Raise Shields!

Today we’ve just finished setting up and testing our brand-new, very shiny SSL certificate for our primary Online Services support server. This means that the CWD is now ready to be used on all of the University’s secure systems, starting (hopefully later today) with a roll-out of the new wireless sign in page.

What this also means is that we’ve been able to tighten the security on Nucleus so that in future all requests must be over SSL. For those using Nucleus for things please take this as a warning – as of the end of the week all Nucleus requests over HTTP will fail.

Finally, we’re a step closer to our complete OAuth implementation! We’re still ironing out a few bugs and awaiting our security audit, but it’s getting there.

SMB vs HTTP vs HTTPS

So… more on printing. Alongside documenting the service (and cobbling a nice new stylesheet together to replace the old, somewhat kludgy one) I’ve been doing some work with a stopwatch on the relative speeds of SMB vs IPP/HTTP and IPP/HTTPS. The results are slightly unusual.
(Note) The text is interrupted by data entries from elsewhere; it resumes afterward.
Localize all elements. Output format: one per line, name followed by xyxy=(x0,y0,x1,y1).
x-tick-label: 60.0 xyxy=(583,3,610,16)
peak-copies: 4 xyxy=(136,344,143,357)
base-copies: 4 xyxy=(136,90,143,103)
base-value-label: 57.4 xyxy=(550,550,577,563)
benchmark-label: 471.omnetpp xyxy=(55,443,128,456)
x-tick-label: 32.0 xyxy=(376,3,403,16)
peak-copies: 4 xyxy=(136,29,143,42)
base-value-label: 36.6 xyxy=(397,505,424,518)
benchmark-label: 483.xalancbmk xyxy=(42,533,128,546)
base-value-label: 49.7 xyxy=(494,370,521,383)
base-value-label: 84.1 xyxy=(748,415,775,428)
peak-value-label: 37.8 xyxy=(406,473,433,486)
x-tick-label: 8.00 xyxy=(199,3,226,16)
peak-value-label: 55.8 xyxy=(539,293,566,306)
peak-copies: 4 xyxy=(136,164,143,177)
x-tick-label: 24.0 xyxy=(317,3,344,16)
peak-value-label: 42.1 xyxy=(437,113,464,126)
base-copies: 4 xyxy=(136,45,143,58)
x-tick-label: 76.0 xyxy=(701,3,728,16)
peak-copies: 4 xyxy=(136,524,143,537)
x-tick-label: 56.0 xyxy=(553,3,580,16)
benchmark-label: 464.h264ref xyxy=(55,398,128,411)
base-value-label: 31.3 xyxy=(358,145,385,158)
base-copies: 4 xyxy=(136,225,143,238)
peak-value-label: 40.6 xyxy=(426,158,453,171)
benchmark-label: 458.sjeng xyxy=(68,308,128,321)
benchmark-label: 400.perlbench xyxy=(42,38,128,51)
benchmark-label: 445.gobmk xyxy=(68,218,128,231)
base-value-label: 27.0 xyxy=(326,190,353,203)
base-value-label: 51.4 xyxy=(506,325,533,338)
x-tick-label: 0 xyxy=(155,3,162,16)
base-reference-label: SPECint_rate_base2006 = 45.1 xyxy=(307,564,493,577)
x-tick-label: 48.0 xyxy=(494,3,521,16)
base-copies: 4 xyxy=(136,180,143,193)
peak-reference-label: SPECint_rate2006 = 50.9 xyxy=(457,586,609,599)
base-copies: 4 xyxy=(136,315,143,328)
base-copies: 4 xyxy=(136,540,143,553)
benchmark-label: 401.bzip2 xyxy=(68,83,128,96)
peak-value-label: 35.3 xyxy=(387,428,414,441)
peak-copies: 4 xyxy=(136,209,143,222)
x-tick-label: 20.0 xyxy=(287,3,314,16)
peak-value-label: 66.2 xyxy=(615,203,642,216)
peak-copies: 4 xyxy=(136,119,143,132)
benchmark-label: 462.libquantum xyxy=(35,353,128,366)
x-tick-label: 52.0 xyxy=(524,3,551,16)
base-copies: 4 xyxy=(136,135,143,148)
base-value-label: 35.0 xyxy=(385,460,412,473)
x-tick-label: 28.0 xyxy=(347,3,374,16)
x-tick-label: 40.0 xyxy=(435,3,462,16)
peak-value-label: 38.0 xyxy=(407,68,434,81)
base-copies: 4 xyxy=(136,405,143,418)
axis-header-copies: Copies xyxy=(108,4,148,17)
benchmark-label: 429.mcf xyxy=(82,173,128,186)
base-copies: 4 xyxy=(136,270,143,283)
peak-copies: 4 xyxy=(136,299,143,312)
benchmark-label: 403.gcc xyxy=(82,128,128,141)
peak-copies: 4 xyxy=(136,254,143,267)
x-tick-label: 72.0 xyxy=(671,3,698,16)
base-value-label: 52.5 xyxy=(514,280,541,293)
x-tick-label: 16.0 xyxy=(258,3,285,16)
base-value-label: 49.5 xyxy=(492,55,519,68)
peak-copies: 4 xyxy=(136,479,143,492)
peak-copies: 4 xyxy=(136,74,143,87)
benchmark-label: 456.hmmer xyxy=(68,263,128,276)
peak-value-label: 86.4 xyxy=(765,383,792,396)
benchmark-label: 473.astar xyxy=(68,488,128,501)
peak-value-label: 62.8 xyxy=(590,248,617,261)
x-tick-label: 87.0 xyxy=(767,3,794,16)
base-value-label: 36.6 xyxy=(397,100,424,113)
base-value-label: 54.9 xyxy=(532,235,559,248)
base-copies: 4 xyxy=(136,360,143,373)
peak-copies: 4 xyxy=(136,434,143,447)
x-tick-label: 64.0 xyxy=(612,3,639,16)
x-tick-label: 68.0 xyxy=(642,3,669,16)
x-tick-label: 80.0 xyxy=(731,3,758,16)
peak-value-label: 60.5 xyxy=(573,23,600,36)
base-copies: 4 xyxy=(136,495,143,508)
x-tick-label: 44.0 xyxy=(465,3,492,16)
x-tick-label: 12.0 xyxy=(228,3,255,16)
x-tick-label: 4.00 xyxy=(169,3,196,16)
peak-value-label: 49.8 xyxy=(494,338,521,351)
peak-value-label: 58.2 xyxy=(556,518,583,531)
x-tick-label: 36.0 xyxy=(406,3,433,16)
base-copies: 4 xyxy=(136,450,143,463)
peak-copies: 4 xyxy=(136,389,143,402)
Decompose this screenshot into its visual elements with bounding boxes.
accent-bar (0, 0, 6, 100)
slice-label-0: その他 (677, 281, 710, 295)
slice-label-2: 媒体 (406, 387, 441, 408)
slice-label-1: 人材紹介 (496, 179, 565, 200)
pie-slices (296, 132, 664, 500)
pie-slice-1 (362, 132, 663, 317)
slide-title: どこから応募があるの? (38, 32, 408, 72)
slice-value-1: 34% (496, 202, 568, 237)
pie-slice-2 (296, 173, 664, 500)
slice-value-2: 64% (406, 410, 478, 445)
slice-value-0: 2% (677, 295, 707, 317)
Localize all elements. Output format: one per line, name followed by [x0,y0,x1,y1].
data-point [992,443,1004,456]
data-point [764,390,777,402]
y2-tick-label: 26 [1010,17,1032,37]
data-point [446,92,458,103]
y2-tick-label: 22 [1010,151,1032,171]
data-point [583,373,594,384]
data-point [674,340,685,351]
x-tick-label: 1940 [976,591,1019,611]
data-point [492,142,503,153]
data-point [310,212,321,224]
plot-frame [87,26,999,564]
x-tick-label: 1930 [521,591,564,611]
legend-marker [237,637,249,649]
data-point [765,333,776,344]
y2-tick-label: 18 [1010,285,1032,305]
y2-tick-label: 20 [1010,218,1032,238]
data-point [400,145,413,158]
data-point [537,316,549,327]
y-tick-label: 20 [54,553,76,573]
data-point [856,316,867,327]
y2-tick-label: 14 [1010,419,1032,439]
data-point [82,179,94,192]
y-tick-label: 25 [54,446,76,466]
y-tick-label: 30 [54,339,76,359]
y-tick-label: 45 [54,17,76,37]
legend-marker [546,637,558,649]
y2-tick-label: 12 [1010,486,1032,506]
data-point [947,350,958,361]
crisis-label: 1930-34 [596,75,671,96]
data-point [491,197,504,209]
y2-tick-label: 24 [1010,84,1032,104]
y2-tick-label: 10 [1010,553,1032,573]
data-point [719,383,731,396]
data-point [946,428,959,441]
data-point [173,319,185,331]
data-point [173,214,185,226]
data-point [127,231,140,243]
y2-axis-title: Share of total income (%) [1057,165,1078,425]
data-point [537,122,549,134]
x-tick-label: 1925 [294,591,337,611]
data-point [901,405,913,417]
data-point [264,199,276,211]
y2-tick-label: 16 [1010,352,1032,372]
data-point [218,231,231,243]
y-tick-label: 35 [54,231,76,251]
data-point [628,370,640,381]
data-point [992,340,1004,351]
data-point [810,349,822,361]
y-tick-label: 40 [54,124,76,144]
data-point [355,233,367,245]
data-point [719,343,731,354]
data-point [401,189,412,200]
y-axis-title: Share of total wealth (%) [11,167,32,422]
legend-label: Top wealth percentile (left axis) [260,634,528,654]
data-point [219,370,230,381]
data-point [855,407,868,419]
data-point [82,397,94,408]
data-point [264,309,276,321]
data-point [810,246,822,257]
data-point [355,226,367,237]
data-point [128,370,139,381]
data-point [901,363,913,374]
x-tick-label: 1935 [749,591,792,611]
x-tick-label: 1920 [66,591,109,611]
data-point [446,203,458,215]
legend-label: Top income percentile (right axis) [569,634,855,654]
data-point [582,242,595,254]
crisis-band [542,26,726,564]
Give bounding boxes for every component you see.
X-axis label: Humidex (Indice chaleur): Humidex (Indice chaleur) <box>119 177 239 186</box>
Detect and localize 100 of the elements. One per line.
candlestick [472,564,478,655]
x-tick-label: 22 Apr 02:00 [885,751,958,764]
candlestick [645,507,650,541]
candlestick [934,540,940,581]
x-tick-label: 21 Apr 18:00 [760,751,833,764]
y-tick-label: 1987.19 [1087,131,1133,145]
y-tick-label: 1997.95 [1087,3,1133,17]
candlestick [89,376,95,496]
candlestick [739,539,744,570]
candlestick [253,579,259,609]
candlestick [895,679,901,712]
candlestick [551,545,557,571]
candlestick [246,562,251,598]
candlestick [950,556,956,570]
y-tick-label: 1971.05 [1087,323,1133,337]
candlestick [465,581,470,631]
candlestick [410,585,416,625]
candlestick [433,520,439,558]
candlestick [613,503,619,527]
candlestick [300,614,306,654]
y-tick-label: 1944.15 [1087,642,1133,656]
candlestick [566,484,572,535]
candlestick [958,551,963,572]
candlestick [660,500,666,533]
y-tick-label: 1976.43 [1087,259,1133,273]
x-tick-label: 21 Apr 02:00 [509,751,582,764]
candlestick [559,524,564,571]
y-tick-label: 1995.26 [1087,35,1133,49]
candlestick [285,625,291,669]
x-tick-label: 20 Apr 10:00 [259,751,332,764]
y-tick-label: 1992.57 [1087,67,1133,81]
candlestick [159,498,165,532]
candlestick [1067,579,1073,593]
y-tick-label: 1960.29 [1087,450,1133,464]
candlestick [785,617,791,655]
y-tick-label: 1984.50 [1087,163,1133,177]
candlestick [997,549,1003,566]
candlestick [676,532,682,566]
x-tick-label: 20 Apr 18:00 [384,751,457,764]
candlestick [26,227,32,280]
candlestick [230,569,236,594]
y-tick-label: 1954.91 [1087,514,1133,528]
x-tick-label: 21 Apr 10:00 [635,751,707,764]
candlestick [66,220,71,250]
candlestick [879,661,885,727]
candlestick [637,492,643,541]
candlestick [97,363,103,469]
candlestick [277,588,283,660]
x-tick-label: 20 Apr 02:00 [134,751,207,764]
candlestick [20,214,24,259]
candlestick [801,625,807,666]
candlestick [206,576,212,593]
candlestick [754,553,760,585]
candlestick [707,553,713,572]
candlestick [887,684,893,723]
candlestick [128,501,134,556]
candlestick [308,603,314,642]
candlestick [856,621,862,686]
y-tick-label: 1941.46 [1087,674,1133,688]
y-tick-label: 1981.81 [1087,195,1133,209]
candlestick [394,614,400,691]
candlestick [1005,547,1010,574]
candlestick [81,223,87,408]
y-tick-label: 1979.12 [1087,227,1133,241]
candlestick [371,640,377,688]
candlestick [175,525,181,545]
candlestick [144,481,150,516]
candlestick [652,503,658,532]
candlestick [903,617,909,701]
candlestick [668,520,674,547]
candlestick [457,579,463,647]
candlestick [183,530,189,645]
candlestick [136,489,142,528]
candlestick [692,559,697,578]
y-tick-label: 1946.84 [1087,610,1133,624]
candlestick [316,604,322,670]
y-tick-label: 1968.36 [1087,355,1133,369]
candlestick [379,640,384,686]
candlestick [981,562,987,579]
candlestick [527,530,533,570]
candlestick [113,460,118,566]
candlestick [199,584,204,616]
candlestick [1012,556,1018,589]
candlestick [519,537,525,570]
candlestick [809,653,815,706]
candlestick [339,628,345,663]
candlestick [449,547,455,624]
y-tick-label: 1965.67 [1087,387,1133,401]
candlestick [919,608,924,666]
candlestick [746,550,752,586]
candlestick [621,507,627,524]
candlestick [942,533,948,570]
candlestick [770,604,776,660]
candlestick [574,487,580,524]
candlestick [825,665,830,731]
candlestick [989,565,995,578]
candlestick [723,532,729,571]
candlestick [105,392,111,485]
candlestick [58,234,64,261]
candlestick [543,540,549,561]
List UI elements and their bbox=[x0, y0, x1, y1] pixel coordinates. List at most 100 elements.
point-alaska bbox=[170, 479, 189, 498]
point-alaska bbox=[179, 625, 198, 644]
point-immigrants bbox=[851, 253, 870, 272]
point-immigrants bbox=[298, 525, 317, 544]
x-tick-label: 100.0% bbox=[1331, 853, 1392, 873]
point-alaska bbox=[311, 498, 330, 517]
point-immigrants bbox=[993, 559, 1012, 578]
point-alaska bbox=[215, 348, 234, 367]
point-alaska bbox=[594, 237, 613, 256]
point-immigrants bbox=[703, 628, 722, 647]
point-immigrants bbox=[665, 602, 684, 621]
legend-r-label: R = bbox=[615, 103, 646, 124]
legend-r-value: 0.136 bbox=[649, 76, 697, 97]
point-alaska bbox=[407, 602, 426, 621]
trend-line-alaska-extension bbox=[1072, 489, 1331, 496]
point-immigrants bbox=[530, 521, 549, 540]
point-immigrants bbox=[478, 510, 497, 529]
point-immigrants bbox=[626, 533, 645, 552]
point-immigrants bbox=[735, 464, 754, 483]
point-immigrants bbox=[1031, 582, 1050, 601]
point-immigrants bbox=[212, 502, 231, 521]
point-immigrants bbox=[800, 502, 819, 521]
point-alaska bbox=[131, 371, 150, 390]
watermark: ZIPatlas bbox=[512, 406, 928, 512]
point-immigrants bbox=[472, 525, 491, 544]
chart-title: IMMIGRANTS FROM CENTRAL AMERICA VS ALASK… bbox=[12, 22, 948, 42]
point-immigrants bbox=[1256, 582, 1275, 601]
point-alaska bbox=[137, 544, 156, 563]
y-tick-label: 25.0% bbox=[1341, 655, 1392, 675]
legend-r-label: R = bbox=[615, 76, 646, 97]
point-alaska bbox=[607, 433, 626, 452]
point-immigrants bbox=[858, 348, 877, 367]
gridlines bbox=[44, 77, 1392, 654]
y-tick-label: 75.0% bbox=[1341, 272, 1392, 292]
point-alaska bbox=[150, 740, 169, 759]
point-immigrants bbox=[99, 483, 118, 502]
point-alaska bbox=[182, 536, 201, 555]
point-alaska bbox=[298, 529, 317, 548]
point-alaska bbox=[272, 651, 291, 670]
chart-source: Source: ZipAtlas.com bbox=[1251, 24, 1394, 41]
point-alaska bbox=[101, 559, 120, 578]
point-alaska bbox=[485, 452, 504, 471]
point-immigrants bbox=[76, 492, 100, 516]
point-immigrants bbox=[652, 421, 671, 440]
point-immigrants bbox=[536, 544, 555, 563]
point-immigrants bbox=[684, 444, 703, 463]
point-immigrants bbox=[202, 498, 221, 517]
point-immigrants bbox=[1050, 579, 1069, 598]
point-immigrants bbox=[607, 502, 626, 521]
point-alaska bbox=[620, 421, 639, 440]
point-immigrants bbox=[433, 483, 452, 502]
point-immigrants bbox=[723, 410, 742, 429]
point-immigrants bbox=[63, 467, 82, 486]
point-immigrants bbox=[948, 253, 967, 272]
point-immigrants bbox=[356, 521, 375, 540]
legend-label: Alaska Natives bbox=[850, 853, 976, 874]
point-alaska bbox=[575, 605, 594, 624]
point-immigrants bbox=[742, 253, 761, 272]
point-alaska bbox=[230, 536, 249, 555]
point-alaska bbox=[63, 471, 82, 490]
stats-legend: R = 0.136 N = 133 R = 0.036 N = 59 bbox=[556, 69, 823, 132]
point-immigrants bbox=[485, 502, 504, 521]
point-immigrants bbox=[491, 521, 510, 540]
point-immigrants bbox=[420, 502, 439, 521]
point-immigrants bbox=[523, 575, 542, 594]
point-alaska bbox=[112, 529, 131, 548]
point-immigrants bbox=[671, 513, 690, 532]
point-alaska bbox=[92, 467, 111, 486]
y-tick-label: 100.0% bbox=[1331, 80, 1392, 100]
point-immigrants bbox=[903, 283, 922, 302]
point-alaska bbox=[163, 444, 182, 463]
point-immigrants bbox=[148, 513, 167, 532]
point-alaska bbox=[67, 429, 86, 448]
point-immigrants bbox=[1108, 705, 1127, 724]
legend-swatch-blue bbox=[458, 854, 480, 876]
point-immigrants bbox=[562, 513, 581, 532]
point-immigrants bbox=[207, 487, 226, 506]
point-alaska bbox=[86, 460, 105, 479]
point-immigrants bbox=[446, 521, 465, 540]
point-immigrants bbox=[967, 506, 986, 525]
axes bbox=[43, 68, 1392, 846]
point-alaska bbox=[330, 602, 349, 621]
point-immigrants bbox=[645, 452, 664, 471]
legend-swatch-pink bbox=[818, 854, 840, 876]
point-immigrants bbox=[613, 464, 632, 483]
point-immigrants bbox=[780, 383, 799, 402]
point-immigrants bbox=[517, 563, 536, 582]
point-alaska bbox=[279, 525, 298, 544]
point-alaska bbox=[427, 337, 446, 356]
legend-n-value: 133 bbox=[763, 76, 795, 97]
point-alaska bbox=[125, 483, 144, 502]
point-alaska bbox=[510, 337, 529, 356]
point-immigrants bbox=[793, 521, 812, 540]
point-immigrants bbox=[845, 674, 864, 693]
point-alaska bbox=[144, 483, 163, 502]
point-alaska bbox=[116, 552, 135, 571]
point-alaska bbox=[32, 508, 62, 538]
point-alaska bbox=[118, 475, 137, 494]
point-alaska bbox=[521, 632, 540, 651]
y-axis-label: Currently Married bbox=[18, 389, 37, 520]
  • SMB – Printing from Ubuntu and OS X is under 10 seconds for most jobs.
  • IPP/HTTP – Very fast from Windows, but Ubuntu and OS X normally around the region of 30-40 seconds.
  • IPP/HTTPS – Very fast from Windows, but Ubuntu and OS X normally in the region of 15 minutes. Yes, minutes.

I really need to convince people that SMB is a viable solution and isn’t the massive security risk they seem to think it is. It’s faster, easier and more efficient, at least until I can work out how to make a *nix CUPS server talk to SafeCom.